Hard to imagine anything being free looking at this boat he has got. When i look at it I see the need for decent sails, winches, navigation equipment, electrical, engine, fibreglass work, bottom and topside paint, probably rigging, furling gear. If the boat came with sails its probably a set at least as old as the last time the boat was cleaned which was probably 35 years ago from the pictures he showed me, and probably not a complete set at that.

While I have a complete set of sails with my own lack of experience I've only used two, the genoa and the main; despite that I have a yankee and a backup yankee, a mylar blade and a spinnaker. I couldnt imagine what that would cost to buy new or used in good enough shape to trust offshore, definitely in the thousands if not tens of thousands.

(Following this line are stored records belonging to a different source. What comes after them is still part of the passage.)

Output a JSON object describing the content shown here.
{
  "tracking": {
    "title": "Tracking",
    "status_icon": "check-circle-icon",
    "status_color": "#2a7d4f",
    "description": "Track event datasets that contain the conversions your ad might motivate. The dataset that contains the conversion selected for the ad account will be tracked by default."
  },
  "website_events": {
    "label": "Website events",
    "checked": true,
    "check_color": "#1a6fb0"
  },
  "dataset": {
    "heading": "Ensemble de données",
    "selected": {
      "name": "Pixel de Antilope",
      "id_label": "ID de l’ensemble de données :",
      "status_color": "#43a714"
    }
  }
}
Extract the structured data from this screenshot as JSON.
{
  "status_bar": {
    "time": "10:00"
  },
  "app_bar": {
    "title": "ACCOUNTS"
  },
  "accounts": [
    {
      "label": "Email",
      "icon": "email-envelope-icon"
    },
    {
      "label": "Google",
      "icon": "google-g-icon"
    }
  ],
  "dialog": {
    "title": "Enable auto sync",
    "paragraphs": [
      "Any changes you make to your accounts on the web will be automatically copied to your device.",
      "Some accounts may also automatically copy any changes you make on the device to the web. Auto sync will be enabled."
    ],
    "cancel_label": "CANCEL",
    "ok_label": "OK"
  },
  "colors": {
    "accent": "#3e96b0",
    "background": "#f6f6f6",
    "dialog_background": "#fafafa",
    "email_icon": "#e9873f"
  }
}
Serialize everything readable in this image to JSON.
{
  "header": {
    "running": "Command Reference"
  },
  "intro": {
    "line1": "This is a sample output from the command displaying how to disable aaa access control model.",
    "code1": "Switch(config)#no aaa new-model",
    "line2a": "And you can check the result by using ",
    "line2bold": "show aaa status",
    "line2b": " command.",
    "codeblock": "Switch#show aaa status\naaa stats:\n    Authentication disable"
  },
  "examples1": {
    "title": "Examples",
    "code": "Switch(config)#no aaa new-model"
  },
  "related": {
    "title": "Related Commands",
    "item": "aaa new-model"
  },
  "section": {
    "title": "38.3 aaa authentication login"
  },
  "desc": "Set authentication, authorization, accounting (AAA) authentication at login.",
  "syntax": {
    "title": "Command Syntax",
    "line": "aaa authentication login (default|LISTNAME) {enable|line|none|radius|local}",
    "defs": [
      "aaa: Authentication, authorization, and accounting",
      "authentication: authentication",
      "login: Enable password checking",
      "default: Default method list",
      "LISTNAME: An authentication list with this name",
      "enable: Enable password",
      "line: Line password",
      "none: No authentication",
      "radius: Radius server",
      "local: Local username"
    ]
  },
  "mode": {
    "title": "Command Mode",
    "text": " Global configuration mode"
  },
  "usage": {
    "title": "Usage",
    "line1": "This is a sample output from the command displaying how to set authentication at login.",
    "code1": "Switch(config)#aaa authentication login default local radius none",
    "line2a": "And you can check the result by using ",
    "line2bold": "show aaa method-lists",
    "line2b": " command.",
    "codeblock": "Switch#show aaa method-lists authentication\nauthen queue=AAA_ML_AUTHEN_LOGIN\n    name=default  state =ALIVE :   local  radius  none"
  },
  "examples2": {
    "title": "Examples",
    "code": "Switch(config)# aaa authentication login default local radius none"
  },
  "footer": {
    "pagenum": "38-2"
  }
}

I can see this guy just going for it and heading offshore with the family the moment he sells his share in the commune, ready or not be damned they're living aboard.

What worries me the most is his infatigable confidence in this hull design. I've nothing against multis but being of the mind that "the problem with monohulls is that they sink" and that trimarans "are impossible to sink" IMO is absolutely the wrong way to think of the mistress called the sea. She can get quite vindictive at times and with a crying wife and two kids in a 30 or 40 knot howl all manner of anything can go horribly wrong in a hurry.